When you collect your new puppy it will probably be nervous being taken away from its litter and environment for the first time. Here are some tips on how to make your new puppy as relaxed as possible:

  • Try to minimise exposure to loud noises
  • Settle your puppy in a carrier
  • Don’t let children or adults handle the puppy too much if it’s nervous
  • Keep your puppy well ventilated
  • If the puppy shows signs of distress sit quietly and comfort it
  • Make sure you give your puppy comfort breaks and take spare bedding – puppies are inclined to wee when nervous or excited!
    Ensure you follow socialisation guidance from the breeder and continue this training for at least a further eight weeks.

Check Your Puppy

When you get your puppy it should be checked out by a vet within 48 hours. If the check proves that the animal is unhealthy, you should return to the breeder. Always check first that this is their policy. Be prepared to wait, and to do considerable research. You’re going to have this dog for a long time, so it’s worth waiting for a healthy animal from someone you trust.

Socialising your puppy

Your breeder should pass to you information on all the socialisation activities they have completed with your puppy and advice on the actions you need to continue with.

Sleeping and eating arrangements

  • Create designated sleeping and eating to help him acclimatize to his new home. Always ensure he has fresh water available.
  • Choose wisely where your new puppy will sleep.

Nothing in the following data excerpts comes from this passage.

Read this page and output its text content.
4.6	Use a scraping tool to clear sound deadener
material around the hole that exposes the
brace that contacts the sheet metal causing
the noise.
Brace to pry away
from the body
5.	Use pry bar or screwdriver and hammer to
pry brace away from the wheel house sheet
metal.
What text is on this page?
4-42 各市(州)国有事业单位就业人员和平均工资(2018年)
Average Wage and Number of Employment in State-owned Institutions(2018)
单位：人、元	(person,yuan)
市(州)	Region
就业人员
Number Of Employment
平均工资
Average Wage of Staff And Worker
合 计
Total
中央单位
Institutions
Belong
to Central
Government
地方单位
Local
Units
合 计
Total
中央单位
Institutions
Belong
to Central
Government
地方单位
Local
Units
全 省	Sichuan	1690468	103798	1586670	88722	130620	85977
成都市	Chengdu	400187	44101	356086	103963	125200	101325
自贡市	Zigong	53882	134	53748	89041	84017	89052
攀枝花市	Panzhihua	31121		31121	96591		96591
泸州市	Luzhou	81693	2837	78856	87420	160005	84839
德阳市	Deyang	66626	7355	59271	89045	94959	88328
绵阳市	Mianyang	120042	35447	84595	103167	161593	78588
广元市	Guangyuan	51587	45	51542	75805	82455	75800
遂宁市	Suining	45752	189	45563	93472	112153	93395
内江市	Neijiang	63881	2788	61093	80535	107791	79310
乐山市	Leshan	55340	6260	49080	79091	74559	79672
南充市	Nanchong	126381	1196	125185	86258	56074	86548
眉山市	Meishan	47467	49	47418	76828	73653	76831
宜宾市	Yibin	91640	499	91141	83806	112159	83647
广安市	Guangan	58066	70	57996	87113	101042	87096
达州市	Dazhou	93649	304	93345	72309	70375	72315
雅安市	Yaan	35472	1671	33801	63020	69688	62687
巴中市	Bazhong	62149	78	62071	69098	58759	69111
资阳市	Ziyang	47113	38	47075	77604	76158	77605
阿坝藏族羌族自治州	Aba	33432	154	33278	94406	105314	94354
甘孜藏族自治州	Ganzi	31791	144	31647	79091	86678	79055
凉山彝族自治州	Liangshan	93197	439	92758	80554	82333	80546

It is important that he can see family life and is not in a draft with suitable dog bedding to sleep in. You must also choose a place for him to eat with enough room for food. Always ensure fresh water is available for him.

Choosing a name for your puppy

  • A short, two-syllable name will avoid confusion with single-syllable commands.
  • Names should be short. A two-syllable name is best because it is brief and will not be confused with one-syllable commands such as “no” or “sit”.
  • Be consistent. All family members should use the same name for the puppy

12 Golden Rules

  1. Train your dog in elementary obedience so that he is under control   at all times.
  2. Feed your dog at regular times and do not give tit-bits between meals.
  3. Feed your dog from his own dish, which must be kept apart from those of the human family and washed up separately.
  4. Keep your dog on a lead anywhere near a road, or where there are farm animals.
  5. Do not allow your dog to foul pavements, buildings, lawns and gardens or open spaces where children play. Always clear up after him.
  6. Do not allow your dog to be noisy and disturb your neighbours.
  7. Provide your dog with his own bed. Don’t let him sleep on yours.
  8. Never take your dog into a food shop.
  9. Keep your dog clean and regularly groomed.
  10. Register your pet as a patient and yourself as a client with a veterinary surgeon of your choice. Do not wait for an emergency.
  11. If you do not wish your dog to have puppies you should obtain advice from your veterinary surgeon.
  12. Make proper arrangements for the care of your pet when you are going on holiday.